(622f) Engineering Optogenetics in Red Yeast By Leveraging Transcriptomics and Modular Parts

Fungi have photosensory systems that enable detection and response to light at various wavelengths. Previous work has shown that large sections of fungal genomes are regulated by light, but few efforts have been made to understand these regulation mechanisms and harness them to design light-responsive parts. Xanthophyllomyces dendrorhous, a basidiomycete red yeast, is a promising platform organism due to its naturally high metabolic flux through the terpenoid pathway, a foundational pathway for production of carotenoids, anti-cancers, anti-inflammatories, and antimicrobials. Furthermore, X. dendrorhous is one of many understudied fungal species with a known light response. In previous work, we have shown that specifically ultraviolet light stimulates carotenogenesis. In this work, we sought to understand and exploit natural optogenetic regulatory parts in two strains of red yeasts - X. dendrorhous wild type (CBS 6938) and a carotenoid astaxanthin overproducer (UBV-AX4).
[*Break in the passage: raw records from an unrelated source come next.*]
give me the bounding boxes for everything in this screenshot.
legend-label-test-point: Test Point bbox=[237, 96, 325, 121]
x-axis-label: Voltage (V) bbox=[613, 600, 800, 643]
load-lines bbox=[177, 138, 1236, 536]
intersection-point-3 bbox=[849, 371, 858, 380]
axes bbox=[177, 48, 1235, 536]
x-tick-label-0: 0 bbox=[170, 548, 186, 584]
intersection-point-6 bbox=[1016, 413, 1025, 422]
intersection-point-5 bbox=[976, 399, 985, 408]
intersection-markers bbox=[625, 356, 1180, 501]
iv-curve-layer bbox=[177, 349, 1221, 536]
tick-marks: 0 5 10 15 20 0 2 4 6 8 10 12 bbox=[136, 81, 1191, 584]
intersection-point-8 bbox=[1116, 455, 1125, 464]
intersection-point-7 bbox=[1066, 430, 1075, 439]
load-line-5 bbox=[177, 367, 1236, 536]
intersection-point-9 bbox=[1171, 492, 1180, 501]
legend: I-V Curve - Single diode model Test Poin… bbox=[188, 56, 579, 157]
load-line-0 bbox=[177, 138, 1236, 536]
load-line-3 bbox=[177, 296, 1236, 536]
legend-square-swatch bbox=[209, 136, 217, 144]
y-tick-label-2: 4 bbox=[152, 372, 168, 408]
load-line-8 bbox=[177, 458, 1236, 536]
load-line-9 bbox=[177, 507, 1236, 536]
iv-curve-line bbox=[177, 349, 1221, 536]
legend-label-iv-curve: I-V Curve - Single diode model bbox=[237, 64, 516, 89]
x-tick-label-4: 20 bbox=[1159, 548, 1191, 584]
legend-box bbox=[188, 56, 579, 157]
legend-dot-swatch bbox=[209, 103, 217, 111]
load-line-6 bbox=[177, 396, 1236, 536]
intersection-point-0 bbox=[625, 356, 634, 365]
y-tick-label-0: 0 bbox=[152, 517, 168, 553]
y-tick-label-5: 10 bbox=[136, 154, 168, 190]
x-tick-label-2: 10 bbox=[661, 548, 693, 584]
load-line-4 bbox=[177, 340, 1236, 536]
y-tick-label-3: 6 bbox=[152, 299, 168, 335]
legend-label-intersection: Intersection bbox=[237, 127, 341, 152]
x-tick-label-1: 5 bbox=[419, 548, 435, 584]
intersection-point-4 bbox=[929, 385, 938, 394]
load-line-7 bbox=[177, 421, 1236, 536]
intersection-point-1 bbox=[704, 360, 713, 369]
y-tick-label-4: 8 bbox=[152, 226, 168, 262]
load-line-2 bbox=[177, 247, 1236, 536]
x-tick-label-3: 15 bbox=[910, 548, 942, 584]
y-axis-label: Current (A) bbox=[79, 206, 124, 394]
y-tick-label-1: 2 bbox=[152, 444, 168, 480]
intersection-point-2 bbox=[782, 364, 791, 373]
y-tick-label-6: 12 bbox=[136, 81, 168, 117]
Our initial optogenetic investigation involved exposure to light at various wavelengths and a positive chemical stress control. DESeq2 analysis was used to determine differentially expressed genes (DEG) across the set of light conditions. Both strains were found to have genes that were significantly affected by ultraviolet (UV) and blue light, whereas red and green light did not elicit significant differential expression. BLAST results were then used to inspect potential pathways solely affected by UV and blue light exposure, rather than a general stressor. Dozens of independent pathways were identified, indicating that several optogenetic regulatory circuits exist in X. dendrorhous. We specifically identified a cryptochrome-mediated response, which has not yet been reported in basidiomycetes.

Then, we mined the DEG data for optogenetic parts. Altogether, twenty-eight light-affected promoters including ten upregulated, ten constitutive, and eight downregulated were identified. We added these to our existing modular parts set consisting of nine promoters, ten terminators, and ten integration sites. We then tested each part with two reporters - red fluorescent protein, mCardinal, or NanoLuc luciferase. Strength and efficacy of parts and integration sites, respectively, were determined through fluorescence and bioluminescence assays.

Thus, we have identified the presence of optogenetic circuits in X. dendrorhous and harnessed them to build a multifunctional parts collection. We anticipate that this parts collection will be useful for metabolic engineering and synthetic biology in red yeast and other related basidiomycetes. We also envision that the demonstrated transcriptomics-guided part selection workflow will be a key strategy for engineering nonconventional organisms in the future.